Item 1.01 | Entry into a Material Definitive Agreement |
On July 18, 2024, Aircastle Limited (“Aircastle”) and Aircastle (Ireland) Designated Activity Company, a wholly-owned subsidiary of Aircastle (“AIDAC” and, together with Aircastle, the “Issuers”), issued $500 million aggregate principal amount of the Issuers’ 5.750% Senior Notes due 2031 (the “Notes”) pursuant to an Indenture, dated as of July 18, 2024 (the “Indenture”), among the Issuers and Computershare Trust Company, N.A., as trustee for the Notes.
The Notes will mature on October 1, 2031. Interest on the Notes will be payable semi-annually in arrears on April 1 and October 1, beginning on April 1, 2025, at a rate of 5.750% per annum. The Issuers intend to use the net proceeds from the sale of the Notes for general corporate purposes, which may include the acquisition of aircraft, as well as refinancing a portion of Aircastle’s existing indebtedness.
Prior to August 1, 2031, the Issuers may redeem the Notes, in whole or in part, at any time and from time to time, by paying a specified “make-whole” premium, plus accrued and unpaid interest, if any, to, but not including, the redemption date. On and after August 1, 2031, the Issuers may redeem the Notes, in whole or in part, at any time and from time to time, at a redemption price of 100% of the principal amount of the Notes to be redeemed, plus accrued and unpaid interest, if any, to, but not including, the redemption date.

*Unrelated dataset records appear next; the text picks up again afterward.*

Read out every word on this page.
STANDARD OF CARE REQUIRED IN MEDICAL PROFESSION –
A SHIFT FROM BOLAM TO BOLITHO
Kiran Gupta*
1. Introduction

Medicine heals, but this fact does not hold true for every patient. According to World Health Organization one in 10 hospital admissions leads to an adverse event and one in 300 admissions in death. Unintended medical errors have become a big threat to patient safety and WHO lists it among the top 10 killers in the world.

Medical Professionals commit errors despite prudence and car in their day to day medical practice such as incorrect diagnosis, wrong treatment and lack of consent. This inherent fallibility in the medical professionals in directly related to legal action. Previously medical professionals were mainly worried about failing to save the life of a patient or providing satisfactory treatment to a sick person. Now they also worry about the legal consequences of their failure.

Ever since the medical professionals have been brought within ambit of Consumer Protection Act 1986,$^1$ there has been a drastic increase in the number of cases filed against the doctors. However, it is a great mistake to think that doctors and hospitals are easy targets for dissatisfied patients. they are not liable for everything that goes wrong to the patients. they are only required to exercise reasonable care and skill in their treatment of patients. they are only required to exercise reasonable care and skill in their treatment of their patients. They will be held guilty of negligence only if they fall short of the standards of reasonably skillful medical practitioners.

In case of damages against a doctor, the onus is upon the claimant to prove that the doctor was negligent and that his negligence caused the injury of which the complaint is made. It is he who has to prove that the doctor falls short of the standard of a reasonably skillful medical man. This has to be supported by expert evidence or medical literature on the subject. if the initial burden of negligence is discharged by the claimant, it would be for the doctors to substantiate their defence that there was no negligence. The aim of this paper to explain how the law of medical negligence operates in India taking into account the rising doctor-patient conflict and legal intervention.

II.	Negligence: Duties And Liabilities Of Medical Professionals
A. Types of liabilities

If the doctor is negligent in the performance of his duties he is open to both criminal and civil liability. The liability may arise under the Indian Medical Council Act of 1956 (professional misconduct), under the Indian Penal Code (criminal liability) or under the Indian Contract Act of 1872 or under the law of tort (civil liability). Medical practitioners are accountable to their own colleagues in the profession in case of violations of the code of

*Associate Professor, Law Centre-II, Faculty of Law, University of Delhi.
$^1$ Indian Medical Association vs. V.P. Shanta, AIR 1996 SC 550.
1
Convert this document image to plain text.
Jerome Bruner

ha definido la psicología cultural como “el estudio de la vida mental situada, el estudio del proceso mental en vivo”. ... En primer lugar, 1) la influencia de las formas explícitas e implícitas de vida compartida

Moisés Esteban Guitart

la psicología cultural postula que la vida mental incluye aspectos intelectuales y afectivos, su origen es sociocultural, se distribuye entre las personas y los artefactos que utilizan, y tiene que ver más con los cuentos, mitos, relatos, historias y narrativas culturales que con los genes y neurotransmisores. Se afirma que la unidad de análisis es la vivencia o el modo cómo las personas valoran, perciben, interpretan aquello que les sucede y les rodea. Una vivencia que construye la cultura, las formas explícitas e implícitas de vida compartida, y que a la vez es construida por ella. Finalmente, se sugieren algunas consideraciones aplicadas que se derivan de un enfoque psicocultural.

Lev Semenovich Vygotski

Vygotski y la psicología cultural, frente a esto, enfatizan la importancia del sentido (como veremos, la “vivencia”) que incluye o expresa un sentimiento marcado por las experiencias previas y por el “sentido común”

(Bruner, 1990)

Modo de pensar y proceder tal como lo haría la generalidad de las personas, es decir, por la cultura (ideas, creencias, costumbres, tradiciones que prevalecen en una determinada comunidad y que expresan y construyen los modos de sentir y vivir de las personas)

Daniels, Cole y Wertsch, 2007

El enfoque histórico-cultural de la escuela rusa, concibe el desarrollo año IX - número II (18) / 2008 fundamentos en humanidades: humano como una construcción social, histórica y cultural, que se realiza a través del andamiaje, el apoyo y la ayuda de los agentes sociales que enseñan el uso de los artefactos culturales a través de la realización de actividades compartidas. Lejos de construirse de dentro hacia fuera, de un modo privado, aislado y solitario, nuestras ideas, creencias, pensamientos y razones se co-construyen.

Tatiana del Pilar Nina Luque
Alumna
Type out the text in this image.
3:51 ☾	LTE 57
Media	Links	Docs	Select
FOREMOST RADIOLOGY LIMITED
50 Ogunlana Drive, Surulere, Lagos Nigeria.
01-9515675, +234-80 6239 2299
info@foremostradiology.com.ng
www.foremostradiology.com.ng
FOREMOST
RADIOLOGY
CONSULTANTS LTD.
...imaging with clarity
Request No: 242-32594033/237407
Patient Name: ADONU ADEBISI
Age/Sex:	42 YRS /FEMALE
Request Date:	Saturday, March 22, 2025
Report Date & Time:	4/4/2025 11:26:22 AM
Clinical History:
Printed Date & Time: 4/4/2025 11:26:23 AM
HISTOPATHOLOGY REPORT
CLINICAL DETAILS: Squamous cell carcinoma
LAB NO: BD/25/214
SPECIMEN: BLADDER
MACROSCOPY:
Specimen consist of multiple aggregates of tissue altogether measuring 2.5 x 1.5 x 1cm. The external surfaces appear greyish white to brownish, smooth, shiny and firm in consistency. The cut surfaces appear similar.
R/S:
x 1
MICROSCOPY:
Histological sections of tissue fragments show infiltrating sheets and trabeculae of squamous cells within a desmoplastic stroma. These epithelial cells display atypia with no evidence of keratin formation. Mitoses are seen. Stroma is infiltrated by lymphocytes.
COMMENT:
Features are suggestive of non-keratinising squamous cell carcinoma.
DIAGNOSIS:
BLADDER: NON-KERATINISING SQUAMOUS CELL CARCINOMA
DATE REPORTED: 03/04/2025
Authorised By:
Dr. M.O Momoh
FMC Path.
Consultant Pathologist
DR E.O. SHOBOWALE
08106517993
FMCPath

If a Change of Control Triggering Event (as defined in the Indenture) occurs, the Issuers will be required to make an offer to purchase each holder’s Notes at a price of 101% of the aggregate principal amount thereof, plus accrued and unpaid interest, if any, to, but not including, the date of purchase.
The Indenture contains covenants that, among other things, restrict Aircastle and its subsidiaries’ (subject to certain exceptions) ability to incur liens that secure obligations under indebtedness for borrowed money or capitalized lease obligations and consolidate, amalgamate, merge, sell or otherwise dispose of all or substantially all of its assets.
The Indenture also provides for customary events of default, including non-payment of principal, interest or premium, failure to comply with covenants, and certain bankruptcy or insolvency events.
The foregoing is qualified in its entirety by reference to the Indenture, attached as Exhibit 4.1 hereto and incorporated herein by reference.
The Notes have not been and will not be registered under the Securities Act, and may not be offered or sold in the United States absent registration or an applicable exemption therefrom.
Item 2.03 | Creation of a Direct Financial Obligation or an Obligation under an Off-Balance Sheet Arrangement of a Registrant |
The information included in Item 1.01 is incorporated herein by reference.
Press Release
On July 15, 2024, Aircastle issued a press release announcing the pricing of the offering of the Notes. A copy of the press release is filed as Exhibit 99.1 to this Current Report on Form 8-K and is incorporated herein by reference.
AIDAC Guarantees
In in connection with AIDAC co-issuing the Notes with Aircastle, AIDAC agreed to fully and unconditionally guarantee (the “AIDAC Guarantees”) Aircastle’s obligations under Aircastle’s (i) 5.250% senior notes due 2025, (ii) 4.250% senior notes due 2026, (iii) 2.850% senior notes due 2028, (iv) 6.500% senior note due 2028 and (v) 5.950% senior notes due 2029 (collectively, the “Existing Notes”). As a result of the AIDAC Guarantees, the Notes rank pari passu in right of payment with the Existing Notes.